To tackle your question, let's break it down into manageable parts. We're looking at a damped harmonic oscillator, where a mass attached to a spring is subject to a restoring force and a damping force due to friction. The key parameters you've given us are the mass (m = 1.52 kg), the spring constant (k = 8.13 N/m), and the damping constant (b = 227 g/s, which we need to convert to kg/s for consistency). The initial displacement is 12.5 cm (or 0.125 m).

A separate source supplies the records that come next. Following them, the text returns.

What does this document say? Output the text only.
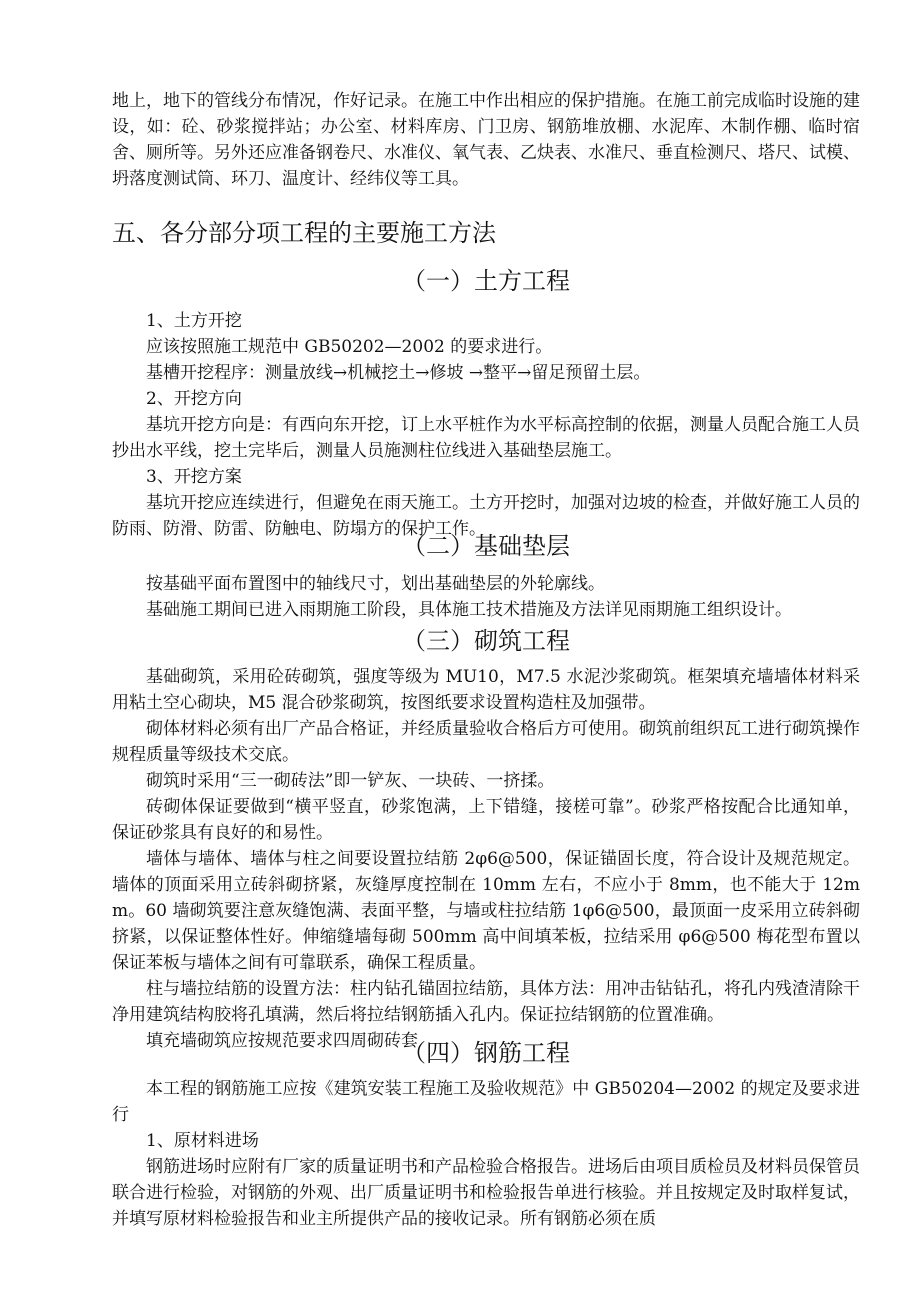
地上，地下的管线分布情况，作好记录。在施工中作出相应的保护措施。在施工前完成临时设施的建设，如：砼、砂浆搅拌站；办公室、材料库房、门卫房、钢筋堆放棚、水泥库、木制作棚、临时宿舍、厕所等。另外还应准备钢卷尺、水准仪、氧气表、乙炔表、水准尺、垂直检测尺、塔尺、试模、坍落度测试筒、环刀、温度计、经纬仪等工具。

五、各分部分项工程的主要施工方法
（一）土方工程

1、土方开挖

应该按照施工规范中 GB50202—2002 的要求进行。

基槽开挖程序：测量放线→机械挖土→修坡 →整平→留足预留土层。

2、开挖方向

基坑开挖方向是：有西向东开挖，订上水平桩作为水平标高控制的依据，测量人员配合施工人员抄出水平线，挖土完毕后，测量人员施测柱位线进入基础垫层施工。

3、开挖方案

基坑开挖应连续进行，但避免在雨天施工。土方开挖时，加强对边坡的检查，并做好施工人员的防雨、防滑、防雷、防触电、防塌方的保护工作。

（二）基础垫层

按基础平面布置图中的轴线尺寸，划出基础垫层的外轮廓线。

基础施工期间已进入雨期施工阶段，具体施工技术措施及方法详见雨期施工组织设计。

（三）砌筑工程

基础砌筑，采用砼砖砌筑，强度等级为 MU10，M7.5 水泥沙浆砌筑。框架填充墙墙体材料采用粘土空心砌块，M5 混合砂浆砌筑，按图纸要求设置构造柱及加强带。

砌体材料必须有出厂产品合格证，并经质量验收合格后方可使用。砌筑前组织瓦工进行砌筑操作规程质量等级技术交底。

砌筑时采用“三一砌砖法”即一铲灰、一块砖、一挤揉。

砖砌体保证要做到“横平竖直，砂浆饱满，上下错缝，接槎可靠”。砂浆严格按配合比通知单，保证砂浆具有良好的和易性。

墙体与墙体、墙体与柱之间要设置拉结筋 2φ6@500，保证锚固长度，符合设计及规范规定。墙体的顶面采用立砖斜砌挤紧，灰缝厚度控制在 10mm 左右，不应小于 8mm，也不能大于 12mm。60 墙砌筑要注意灰缝饱满、表面平整，与墙或柱拉结筋 1φ6@500，最顶面一皮采用立砖斜砌挤紧，以保证整体性好。伸缩缝墙每砌 500mm 高中间填苯板，拉结采用 φ6@500 梅花型布置以保证苯板与墙体之间有可靠联系，确保工程质量。

柱与墙拉结筋的设置方法：柱内钻孔锚固拉结筋，具体方法：用冲击钻钻孔，将孔内残渣清除干净用建筑结构胶将孔填满，然后将拉结钢筋插入孔内。保证拉结钢筋的位置准确。

填充墙砌筑应按规范要求四周砌砖套

（四）钢筋工程

本工程的钢筋施工应按《建筑安装工程施工及验收规范》中 GB50204—2002 的规定及要求进行

1、原材料进场

钢筋进场时应附有厂家的质量证明书和产品检验合格报告。进场后由项目质检员及材料员保管员联合进行检验，对钢筋的外观、出厂质量证明书和检验报告单进行核验。并且按规定及时取样复试，并填写原材料检验报告和业主所提供产品的接收记录。所有钢筋必须在质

Calculating the Time Interval for Amplitude Decay

First, we need to understand how the amplitude of a damped oscillator decreases over time. The amplitude A(t) of a damped oscillator can be expressed as:

A(t) = A₀ * e^(-bt/2m)

Where:

• A₀ is the initial amplitude (0.125 m).
• b is the damping coefficient (227 g/s or 0.227 kg/s).
• m is the mass (1.52 kg).
• t is time in seconds.

We want to find the time t when the amplitude A(t) is one-third of the initial amplitude A₀. Thus, we set up the equation:

A(t) = (1/3) * A₀

Substituting the values:

(1/3) * 0.125 = 0.125 * e^(-0.227t/(2 * 1.52))

We can simplify this to:

(1/3) = e^(-0.227t/(3.04))

Now, taking the natural logarithm of both sides:

ln(1/3) = -0.227t/(3.04)

Next, we solve for t:

t = -3.04 * ln(1/3) / 0.227

Calculating the right-hand side gives:

t ≈ -3.04 * (-1.0986) / 0.227

t ≈ 13.06 seconds

Determining the Number of Oscillations

Next, we need to find out how many oscillations occur in this time interval. The angular frequency ω of a damped oscillator is given by:

ω = sqrt(k/m) * sqrt(1 - (b/(2m))²)

First, let's calculate the undamped angular frequency:

ω₀ = sqrt(8.13/1.52) ≈ 2.31 rad/s

Now, we find the damping ratio:

α = b/(2m) = 0.227/(2 * 1.52) ≈ 0.0745 s⁻¹

The damped angular frequency is then:

ω_d = sqrt(ω₀² - α²) ≈ sqrt(2.31² - 0.0745²) ≈ 2.31 rad/s

Now, we can calculate the number of oscillations in the time interval we found:

Number of oscillations = t * (ω_d / 2π)

Substituting our values:

Number of oscillations = 13.06 * (2.31 / (2 * π)) ≈ 13.06 * 0.367 ≈ 4.80 oscillations

Final Summary

To summarize, the time interval required for the amplitude to fall to one-third of its initial value is approximately 13.06 seconds, and during this time, the block makes about 4.80 oscillations. This understanding of damped harmonic motion illustrates how energy is dissipated in oscillatory systems, leading to gradual reductions in amplitude over time.